The National Federation of Independent Businesses, and other litigants argue that if the mandate is struck down, the entire Affordable Care Act is invalid. One of the examples of the slap-dash nature of the way in which this law was “crafted” is the absence of a severance clause – a boilerplate of legislative language that all bills include which states that “if any portion of this law is overturned or repealed, the remainder remains in full force and effect.” No such clause was included anywhere in the 2,000+ pages of ObamaCare, meaning that invalidating any of it invalidates all of it. The Supreme Court may well overlook this case of stare decisis in order to avoid chaos in Congress – or it may hold to tradition (and settled law). This could go either way, even with a 5-4 rejection of the mandate (which is not assured in any event).

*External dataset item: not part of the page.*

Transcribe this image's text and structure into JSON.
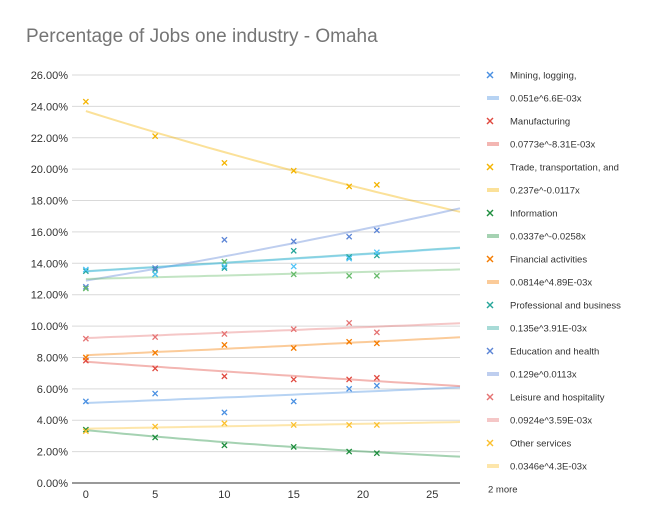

An inside-baseball aspect is the 4th Circuit’s ruling that it lacked jurisdiction because the Anti-Injunction Act prevents anyone standing to challenge a tax before actually paying (referring to the penalty for not buying health insurance, which is not yet in-force). Both Liberty University and the Solicitor General are asking the Court to rule on this, but both are asking the Court to find that the AIA doesn’t apply in this case. Neither wants the “penalty” to be considered a tax – Liberty Union because Congress has the enumerated right to levy taxes, and the government because the Democrats proclaimed loudly and often that this was in no way a tax.
The Court will undoubtedly discuss this aspect, but could take one of three courses: it could rule that AIA doesn’t apply here, moving on to the greater challenges of the mandate; it could find that AIA does, in fact, apply, telling Liberty Union to come back after 2014 (when the penalty will be in force); or, it could choose not to hear this case at all.
Then there’s the Virginia Law. Just before President Obama signed the Affordable Care Act, Virginia passed a law making it illegal for anyone to require a Virginia resident to buy insurance. The state is arguing this case as a state’s rights issue. The Court will likely not review this aspect, since, once a Virginian refuses to buy insurance under ObamaCare (in 2014), the case will get thrown out in pre-trial motions as the US attorney will invoke the superiority of federal law over state law in cases of conflict between the two.
The group of 26 states is, in addition to challenging the mandate, is asking the Court to invalidate ObamaCare’s expansion of Medicaid to all non-Medicare recipients at or below 133% of the federal poverty level (it is currently 100%), or leave Medicaid, as commandeering the states to enforce federal law at the states’ expense. This may not be heard, or forthrightly upheld – states have unsuccessfully tried to challenge various aspects of Medicaid in the past.
The 26 states are joined by Liberty University in asking the Court to throw out the Employer Mandate, which requires businesses with more than 50 full-time workers to provide health coverage or pay a fine. Litigants say this interferes with the employer-employee relationship, which is private and a contractual arrangement. There is precedent for the Court regulating this relationship, and they are unlikely to address this issue except in passing.
Right now, I’m guessing that SCOTUS will strike down the individual mandate as extraconstitutional; will not rule on the severance issue (thereby allowing the rest of ObamaCare to legally stand, if without half of its funding); will dismiss (in the opinion, if not in an actual ruling) the Virginia law; will uphold the Medicaid provision and will not address the employer mandate. That’s my call before hearing the oral arguments.